[Lecture] Sensory Transformations and Transgenerational Environmental Relationships in Europe (PerspectLab)
🗓 13. April 🕒 1:00pm 🔹 IFDT
A team of sensory anthropologists from the Department of Ethnology and Cultural Anthropology at the Faculty of Philosophy in Ljubljana, who worked on the research project “Sensory Transformations and Transgenerational Environmental Relations in Europe 1950-2020 (SENSOTRA)” will present their key research findings in the form of three short presentations:
Rajko Muršič
Sensory Anthropology and Sensorial Ethnographic Experience (srp)
Sensorial approaches in ethnographic research came into the fore in past couple of decades. They did not provide a radical shift with the past, instead, they offered new perspectives on ethnographic realities and deeper awareness of culturally shaped sensoria. The presenter will reflect main points and activities from sensobiographic walks in Ljubljana, from the period 2017 and 2020, when researchers used sensorial and biographic approaches in comparative study of three European cities in the frame of the Sensotra project.
Sandi Abram
A Sensobiographic Approach to the Transformations of Urban Atmospheres (eng)
The lecture will address the question of how to study urban atmospheres under processes of gentrification and touristification. It will first provide an overview of urban touristification in Ljubljana. In the second part, the talk will present the analysis of participants’ narratives collected during the sensobiographic walks. Finally, late-capitalist processes will be discussed, in particular how they produced a specific sensory reorganization of public places.
Blaž Bajič
Smells, scents, odors, perfumes, aromas, and other stuff of nose-talgia (eng)
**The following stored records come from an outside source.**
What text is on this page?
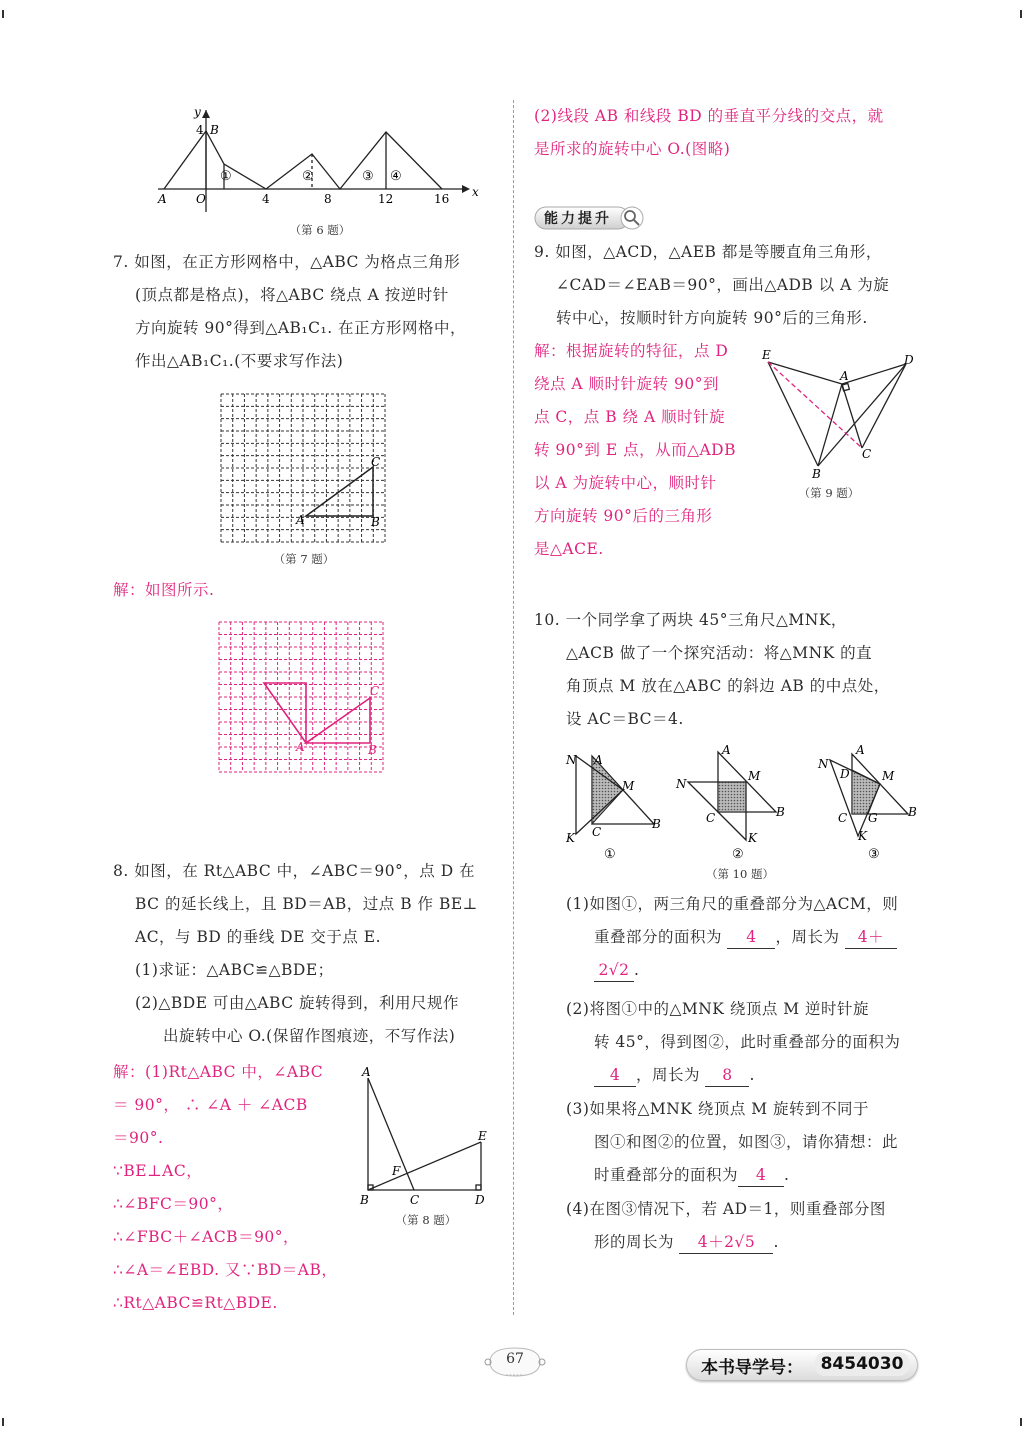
y
x
4 B
A O	4	8	12	16
①	②	③ ④
（第 6 题）
7. 如图，在正方形网格中，△ABC 为格点三角形
(顶点都是格点)，将△ABC 绕点 A 按逆时针
方向旋转 90°得到△AB₁C₁. 在正方形网格中，
作出△AB₁C₁.(不要求写作法)
A	B
C
（第 7 题）
解：如图所示.
A	B
C
8. 如图，在 Rt△ABC 中，∠ABC＝90°，点 D 在
BC 的延长线上，且 BD＝AB，过点 B 作 BE⊥
AC，与 BD 的垂线 DE 交于点 E.
(1)求证：△ABC≌△BDE；
(2)△BDE 可由△ABC 旋转得到，利用尺规作
出旋转中心 O.(保留作图痕迹，不写作法)
解：(1)Rt△ABC 中，∠ABC
＝ 90°， ∴ ∠A ＋ ∠ACB
＝90°.
∵BE⊥AC，
∴∠BFC＝90°，
∴∠FBC＋∠ACB＝90°，
∴∠A＝∠EBD. 又∵BD＝AB，
∴Rt△ABC≌Rt△BDE.
A
B	C	D
E
F
（第 8 题）
(2)线段 AB 和线段 BD 的垂直平分线的交点，就
是所求的旋转中心 O.(图略)
能力提升
9. 如图，△ACD，△AEB 都是等腰直角三角形，
∠CAD＝∠EAB＝90°，画出△ADB 以 A 为旋
转中心，按顺时针方向旋转 90°后的三角形.
解：根据旋转的特征，点 D
绕点 A 顺时针旋转 90°到
点 C，点 B 绕 A 顺时针旋
转 90°到 E 点，从而△ADB
以 A 为旋转中心，顺时针
方向旋转 90°后的三角形
是△ACE.
E
A
D
B
C
（第 9 题）
10. 一个同学拿了两块 45°三角尺△MNK，
△ACB 做了一个探究活动：将△MNK 的直
角顶点 M 放在△ABC 的斜边 AB 的中点处，
设 AC＝BC＝4.
N A
M
B
C
K
①
A
M
N
B
C
K
②
A
N
D	M
B
C G
K
③
（第 10 题）
(1)如图①，两三角尺的重叠部分为△ACM，则
重叠部分的面积为 4 ，周长为 4＋
2√2 .
(2)将图①中的△MNK 绕顶点 M 逆时针旋
转 45°，得到图②，此时重叠部分的面积为
4 ，周长为 8 .
(3)如果将△MNK 绕顶点 M 旋转到不同于
图①和图②的位置，如图③，请你猜想：此
时重叠部分的面积为 4 .
(4)在图③情况下，若 AD＝1，则重叠部分图
形的周长为 4＋2√5 .
67	本书导学号：	8454030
Traditionally, the humanities, cultural anthropology included, stunk at recognizing the importance of smell in everyday life. When ethnographically how people’s sensory environmental relationships have transformed in the last seven decades, however people’s olfactory experiences and and changes in the urban “smellscape” are nothing to be nothing to be sniffed at. Smell is difficult to articulate and fleeting, but can nonetheless trigger powerful, affectively charged memories, or nose-talgia. The presentation will reflect on two examples of nose-talgia in the context of turistification and gentrification of Ljubljana.